Jan 30, 2024 | Commentaires fermés sur R.OSA, de Silvia Grabaudi, au Théâtre de la Ville, Théâtre des Abbesses, Paris, dans le cadre du festival Faits d’hiver

 

© Eleonora Radano

  

ƒƒƒ article de Nicolas Thevenot

Lorsqu’elle pénètre la scène au sol blanc immaculé, juste colorée d’un maillot une pièce bleu arlequin, le silence emplit la salle aussi pleinement que l’eau une piscine : à ras bord. De l’ordre du phénomène proprement météorologique. Sont-ce ses dimensions hors normes, ce débordement de chair pareil à une luxuriante nature, cette physicalité aux proportions picturales évoquant évidemment Botero, ou certains tableau de Picasso, qui nous en imposent, ou est-ce, de façon plus invisible, cette capacité d’un corps à assécher ce qui bruit alentour aussi soudainement qu’une marée refluant ? Puis, après avoir pris le temps de jauger l’assistance par un chant a capella, elle finira de nous apprivoiser, modulant sa voix claire entre puissance et effets murmurés. Et mangera, en guise d’amuse-gueule, ses mots dans une élocution accélérée.
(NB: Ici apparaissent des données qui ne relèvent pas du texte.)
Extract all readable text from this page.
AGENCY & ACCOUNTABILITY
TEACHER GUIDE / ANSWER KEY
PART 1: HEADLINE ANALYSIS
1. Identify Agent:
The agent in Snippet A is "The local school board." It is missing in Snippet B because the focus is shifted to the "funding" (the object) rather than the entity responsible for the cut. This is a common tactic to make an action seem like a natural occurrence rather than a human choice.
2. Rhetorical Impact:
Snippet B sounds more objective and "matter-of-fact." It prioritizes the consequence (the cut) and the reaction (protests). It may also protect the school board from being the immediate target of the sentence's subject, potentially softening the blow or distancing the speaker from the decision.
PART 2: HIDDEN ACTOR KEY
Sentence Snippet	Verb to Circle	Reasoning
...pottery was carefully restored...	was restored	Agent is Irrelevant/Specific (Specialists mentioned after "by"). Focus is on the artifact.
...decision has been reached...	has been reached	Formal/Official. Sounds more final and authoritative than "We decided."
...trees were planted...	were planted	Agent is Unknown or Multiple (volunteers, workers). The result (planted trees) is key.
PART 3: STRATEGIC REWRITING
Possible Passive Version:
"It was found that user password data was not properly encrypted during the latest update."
Avec R.OSA, Silvia Gribaudi et sa trublionne interprète Claudia Marsicano osent le tout pour le tout et montent au front : s’exposer sur une scène de danse dans un corps qui ne répond pas au stéréotype de la danseuse. Parler de déconstruction serait réducteur tant la proposition, proprement performative et disruptive, nous embarque, dans une chevauchée aventureuse, clownesque et poétique à la fois, vers des contrées inédites. R.OSA fait du public partie prenante de sa forme spectaculaire. C’est un corps à corps dans lequel on s’engouffre avec frénésie, porté par un désir proprement dionysiaque, soulevé par une excitation collective pareille à celle d’une foule faisant tomber un mur, prenant sa Bastille. Scandant la pièce en exercices, Claudia Marsicano se fait coach, avatar de l’éternelle Jane Fonda, et lève le cul des spectateurs de leur fauteuil. La démarche n’a pourtant rien à voir avec celle d’un Rodrigo Garcia amenant certains à baisser leur froc sur un plateau, non, ici il s’agit, en toute bienveillance, d’embrasser ludiquement et joyeusement les mouvements d’un corps central pour ne faire plus qu’un. Et de déplacer ainsi le centre de gravité de la performance, et du jugement. C’est beau un public qui, par ses faits et gestes, s’identifie et fusionne avec une soliste : par le miracle de cette soirée se révèle enfin la véritable nature et étendue d’une œuvre, non plus confinée aux corps sur la scène mais se ramifiant dans tous les corps de la salle. R.OSA dresse la forêt qui, du plateau à la foule de l’orchestre, forme un continuum de vie. Avec un port de reine, gonflée à bloc, Claudia Marsicano transporte son public. Elle est notre souveraine caisse de résonnance. Elle séduit aussi et impressionne par la virtuosité de sa dance, mêlant rapidité et précision, déliant avec bonheur chaque partie de ses membres, et tout autant capable d’un fantastique ballet de grimaces sur un tube de Britney Spears à faire pâlir Jim Carrey.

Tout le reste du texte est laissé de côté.